Professor Keightley was born in London in 1932 to Walter A. Keightley and Jeanne G. Desoutter and was educated in boarding schools during WWII. His family moved to Evanston, IL in 1947. A graduate of Amherst College, he studied Medieval French at the University of Lille as a Fulbright Student and received his MA in modern European history at New York University. After a number of years working as a fiction and nonfiction editor and a freelance writer in New York City, he entered Columbia University’s graduate school in 1962, receiving his PhD in East Asian History in 1969. He married Vannie Louise Traylor of Maryville, TN in 1965 and then spent two years in Taiwan in language training and research. At the end of 1967 his first son Steven was born. A second son, Richard, was born in 1970, after the family’s move to California.
A member of the Berkeley faculty from 1969 to 1998, and a specialist in China’s earliest historical documents, Professor Keightley was the author of Sources of Shang History: The Oracle-Bone Inscriptions of Bronze Age China (1978) and The Ancestral Landscape: Time, Space, and Community in Late Shang China, ca. 1200-1045 B.C. (2000); he edited The Origins of Chinese Civilization (1983).
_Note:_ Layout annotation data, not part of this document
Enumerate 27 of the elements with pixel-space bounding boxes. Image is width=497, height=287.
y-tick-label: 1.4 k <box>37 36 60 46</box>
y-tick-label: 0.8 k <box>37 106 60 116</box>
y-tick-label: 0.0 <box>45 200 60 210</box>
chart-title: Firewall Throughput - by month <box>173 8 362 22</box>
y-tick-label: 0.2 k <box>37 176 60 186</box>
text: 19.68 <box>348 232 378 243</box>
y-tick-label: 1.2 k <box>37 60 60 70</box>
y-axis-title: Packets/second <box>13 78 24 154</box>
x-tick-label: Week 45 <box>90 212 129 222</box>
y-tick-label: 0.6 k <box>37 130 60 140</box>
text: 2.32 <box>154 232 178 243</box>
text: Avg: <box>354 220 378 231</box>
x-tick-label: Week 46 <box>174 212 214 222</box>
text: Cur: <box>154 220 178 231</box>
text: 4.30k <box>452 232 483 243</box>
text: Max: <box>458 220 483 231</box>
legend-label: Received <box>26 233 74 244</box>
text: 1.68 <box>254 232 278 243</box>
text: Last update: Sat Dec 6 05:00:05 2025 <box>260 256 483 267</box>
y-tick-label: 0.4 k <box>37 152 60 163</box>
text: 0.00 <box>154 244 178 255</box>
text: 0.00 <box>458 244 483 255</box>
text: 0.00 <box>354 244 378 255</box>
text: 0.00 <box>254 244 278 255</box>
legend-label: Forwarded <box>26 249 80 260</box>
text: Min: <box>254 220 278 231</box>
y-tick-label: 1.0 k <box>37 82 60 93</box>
One of the founders and editors of the journal Early China, he published over fifty articles dealing with religion and history of the Chinese Neolithic and Bronze Ages.
Professor Keightley visited the People’s Republic of China seven times as a research scholar between 1975 and 1991 and helped organize two international conferences with Chinese archaeologists, one on “Shang Civilization” in 1982, the other on “Ancient China and Social Science Generalizations” in 1986. Professor Keightley received a Guggenheim Fellowship in 1978 and a MacArthur Fellowship in 1986; he was elected to the American Academy of Arts and Sciences in 2000. Nationally, he served on various committees involved in Chinese academic exchanges and scholarship, including the American Council of Learned Societies and the Committee for Scholarly Communication with the People’s Republic of China. At UC Berkeley, he served as Chairman of Berkeley’s Center for Chinese Studies from 1988 to 1990 and as Chair of the UC Berkeley History Department from 1992 to 1994, and as Interim Director of the East Asian Library from 1999-2000. His final two books are Working for His Majesty (2012), an exhaustively researched, exactingly executed “pointilliste” portrait of the ancestral landscape of the Shang people, and These Bones Shall Rise Again (2014), a collection of essays spanning more than thirty years covering authority, cosmology, history, magic, myth, worship, and writing—in short, the very antecedents of Chinese civilization.
He is survived by his wife Vannie, of Oakland; by son Steven and his wife Mari; and by son Richard and his wife Robin, and two grandchildren, Sophie and Preston.